In my first five or ten years as a physician, while practicing in small-town New Hampshire with mostly young families as patients, I saw hundreds of cases of croup each winter. I don’t remember doing a single throat x-ray (to rule out epiglottitis), and I never sent a single patient to the ER.
We generally had a ride-it-out attitude that is so different from the more aggressive treatment typically favored by today’s doctors and experienced by most parents of children with croup. I explained the life history of croup to the parents and gave them my four main interventions listed below. With this treatment, I had not a single bad outcome in all those years with all those children.
Now it seems as though many if not most children get an x-ray, blood test, and treatment with one dose of steroids and adrenaline. Again, besides the rare time when you can’t be sure you are not dealing with epiglottitis, there is no need for these things.
Easy Steps to Prevent a Trip to the ER
Here is the simple treatment I have used all these years with so much success. Following it resulted in literally no trips to the emergency room!

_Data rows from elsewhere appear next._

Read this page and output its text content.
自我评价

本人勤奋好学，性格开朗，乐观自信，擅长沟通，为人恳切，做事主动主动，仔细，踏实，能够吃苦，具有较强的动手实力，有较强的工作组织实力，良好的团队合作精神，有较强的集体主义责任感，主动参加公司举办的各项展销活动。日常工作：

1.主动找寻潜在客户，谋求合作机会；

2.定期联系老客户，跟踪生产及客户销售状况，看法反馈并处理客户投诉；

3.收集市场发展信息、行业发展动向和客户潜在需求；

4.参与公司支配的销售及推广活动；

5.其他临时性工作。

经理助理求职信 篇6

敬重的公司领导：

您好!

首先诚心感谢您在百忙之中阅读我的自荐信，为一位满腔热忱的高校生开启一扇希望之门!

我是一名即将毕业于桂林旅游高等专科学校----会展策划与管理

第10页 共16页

- The parents need to remain calm and relaxed. The sound of a croupy cough is disconcerting enough to any child! Any additional tension and anxiety from the parents just escalate the situation.
- It is important to get liberal fresh air into the child’s room by opening the window. Just a crack if the weather is cold, but fresh air is necessary. At the same time, keep the child warm, even a bit on the sweaty side, and give him/her frequent sips of warm tea (such as chamomile) and traditional bone broth.

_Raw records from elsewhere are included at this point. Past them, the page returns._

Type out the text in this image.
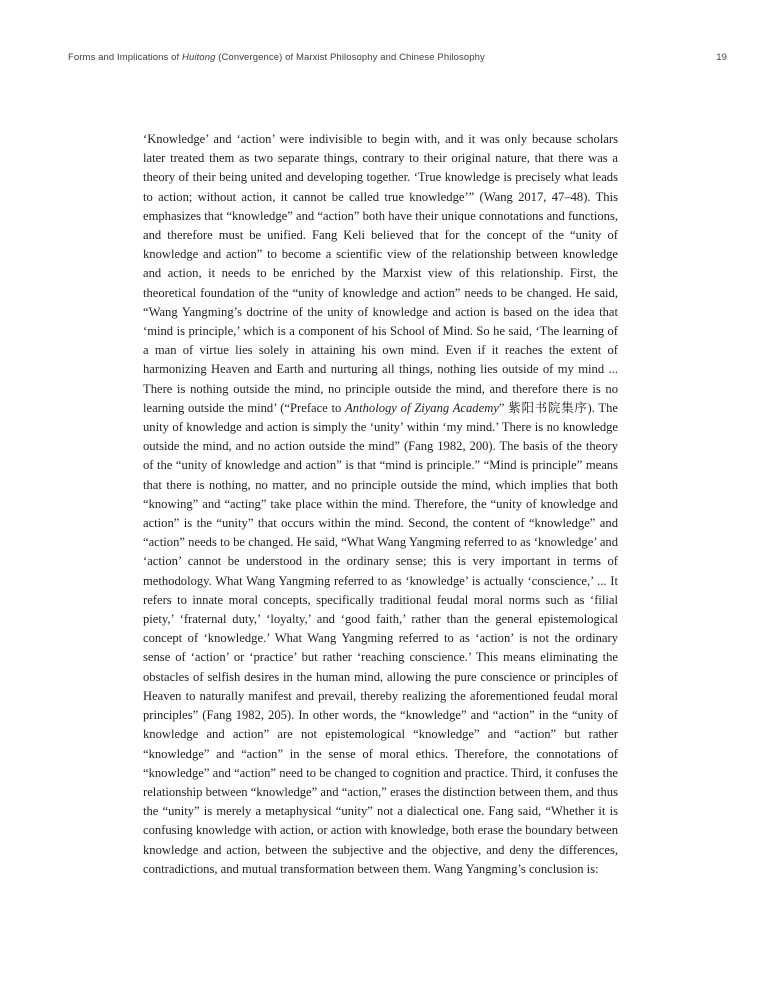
Forms and Implications of Huitong (Convergence) of Marxist Philosophy and Chinese Philosophy	19

‘Knowledge’ and ‘action’ were indivisible to begin with, and it was only because scholars later treated them as two separate things, contrary to their original nature, that there was a theory of their being united and developing together. ‘True knowledge is precisely what leads to action; without action, it cannot be called true knowledge’” (Wang 2017, 47–48). This emphasizes that “knowledge” and “action” both have their unique connotations and functions, and therefore must be unified. Fang Keli believed that for the concept of the “unity of knowledge and action” to become a scientific view of the relationship between knowledge and action, it needs to be enriched by the Marxist view of this relationship. First, the theoretical foundation of the “unity of knowledge and action” needs to be changed. He said, “Wang Yangming’s doctrine of the unity of knowledge and action is based on the idea that ‘mind is principle,’ which is a component of his School of Mind. So he said, ‘The learning of a man of virtue lies solely in attaining his own mind. Even if it reaches the extent of harmonizing Heaven and Earth and nurturing all things, nothing lies outside of my mind ... There is nothing outside the mind, no principle outside the mind, and therefore there is no learning outside the mind’ (“Preface to Anthology of Ziyang Academy” 紫阳书院集序). The unity of knowledge and action is simply the ‘unity’ within ‘my mind.’ There is no knowledge outside the mind, and no action outside the mind” (Fang 1982, 200). The basis of the theory of the “unity of knowledge and action” is that “mind is principle.” “Mind is principle” means that there is nothing, no matter, and no principle outside the mind, which implies that both “knowing” and “acting” take place within the mind. Therefore, the “unity of knowledge and action” is the “unity” that occurs within the mind. Second, the content of “knowledge” and “action” needs to be changed. He said, “What Wang Yangming referred to as ‘knowledge’ and ‘action’ cannot be understood in the ordinary sense; this is very important in terms of methodology. What Wang Yangming referred to as ‘knowledge’ is actually ‘conscience,’ ... It refers to innate moral concepts, specifically traditional feudal moral norms such as ‘filial piety,’ ‘fraternal duty,’ ‘loyalty,’ and ‘good faith,’ rather than the general epistemological concept of ‘knowledge.’ What Wang Yangming referred to as ‘action’ is not the ordinary sense of ‘action’ or ‘practice’ but rather ‘reaching conscience.’ This means eliminating the obstacles of selfish desires in the human mind, allowing the pure conscience or principles of Heaven to naturally manifest and prevail, thereby realizing the aforementioned feudal moral principles” (Fang 1982, 205). In other words, the “knowledge” and “action” in the “unity of knowledge and action” are not epistemological “knowledge” and “action” but rather “knowledge” and “action” in the sense of moral ethics. Therefore, the connotations of “knowledge” and “action” need to be changed to cognition and practice. Third, it confuses the relationship between “knowledge” and “action,” erases the distinction between them, and thus the “unity” is merely a metaphysical “unity” not a dialectical one. Fang said, “Whether it is confusing knowledge with action, or action with knowledge, both erase the boundary between knowledge and action, between the subjective and the objective, and deny the differences, contradictions, and mutual transformation between them. Wang Yangming’s conclusion is:
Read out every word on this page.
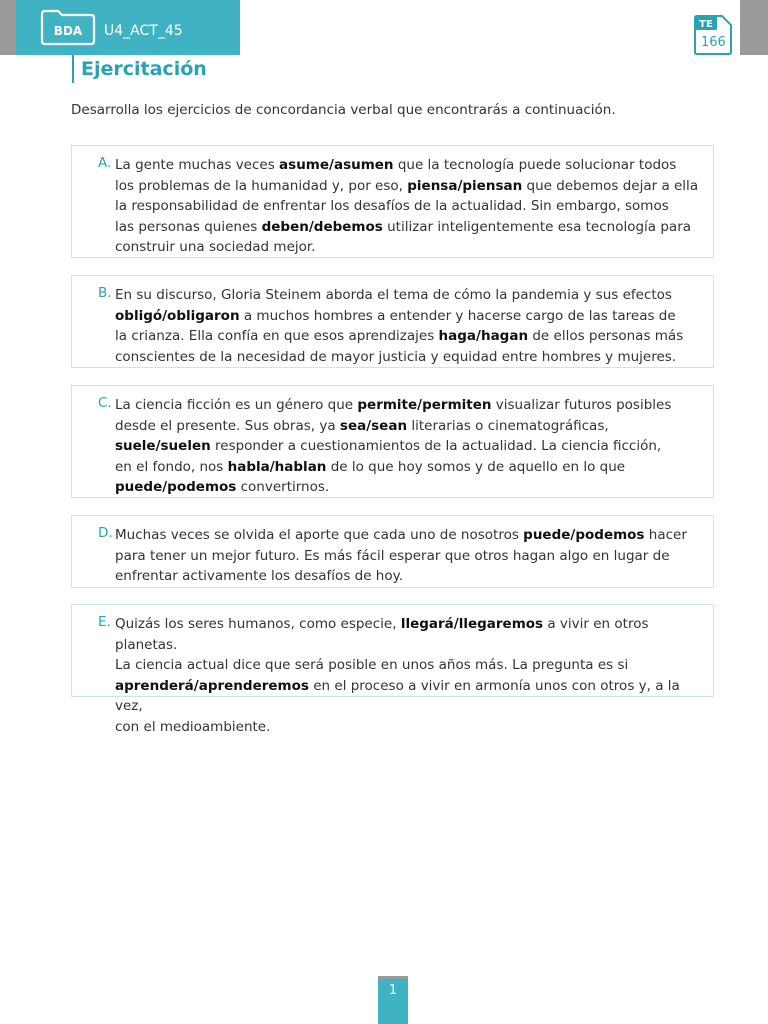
BDA U4_ACT_45	TE
166
Ejercitación
Desarrolla los ejercicios de concordancia verbal que encontrarás a continuación.
A. La gente muchas veces asume/asumen que la tecnología puede solucionar todos
los problemas de la humanidad y, por eso, piensa/piensan que debemos dejar a ella
la responsabilidad de enfrentar los desafíos de la actualidad. Sin embargo, somos
las personas quienes deben/debemos utilizar inteligentemente esa tecnología para
construir una sociedad mejor.
B. En su discurso, Gloria Steinem aborda el tema de cómo la pandemia y sus efectos
obligó/obligaron a muchos hombres a entender y hacerse cargo de las tareas de
la crianza. Ella confía en que esos aprendizajes haga/hagan de ellos personas más
conscientes de la necesidad de mayor justicia y equidad entre hombres y mujeres.
C. La ciencia ficción es un género que permite/permiten visualizar futuros posibles
desde el presente. Sus obras, ya sea/sean literarias o cinematográficas,
suele/suelen responder a cuestionamientos de la actualidad. La ciencia ficción,
en el fondo, nos habla/hablan de lo que hoy somos y de aquello en lo que
puede/podemos convertirnos.
D. Muchas veces se olvida el aporte que cada uno de nosotros puede/podemos hacer
para tener un mejor futuro. Es más fácil esperar que otros hagan algo en lugar de
enfrentar activamente los desafíos de hoy.
E. Quizás los seres humanos, como especie, llegará/llegaremos a vivir en otros planetas.
La ciencia actual dice que será posible en unos años más. La pregunta es si
aprenderá/aprenderemos en el proceso a vivir en armonía unos con otros y, a la vez,
con el medioambiente.
1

- For medicines give one-half teaspoon of high-vitamin cod liver oil per day, as the vitamin A content has been shown to help all viral infections. Give the homeopathic combination spongia/bryonia, 3 drops every hour while the child is awake. This remedy often dramatically cuts the severity of the croup. Then give a natural form of vitamin C or liposomal vitamin C about 250 mg every two hours while awake. Continue these medicines until the whole illness is resolved.
- For bad episodes, particularly on the first night, go into the bathroom with the child, close the door, stopper the tub and let the hottest shower run until the room is steamy. Let the child breath in the steam air for five to ten minutes for bad croup episodes. The alternative is to simply take the child (dressed up of course) briefly out into the cold night air. For some reason, this often dramatically breaks an acute episode. If the weather outside is warm, open the freezer door and let the child breath in the cold air. Occasionally parents alternate these two treatments with good effect.
With these simple interventions and the usual close observation of your child along with rest and nourishment, the three days of croup should be easily manageable with no aggressive treatments necessary. Your child will soon be up and about, with no adverse consequences.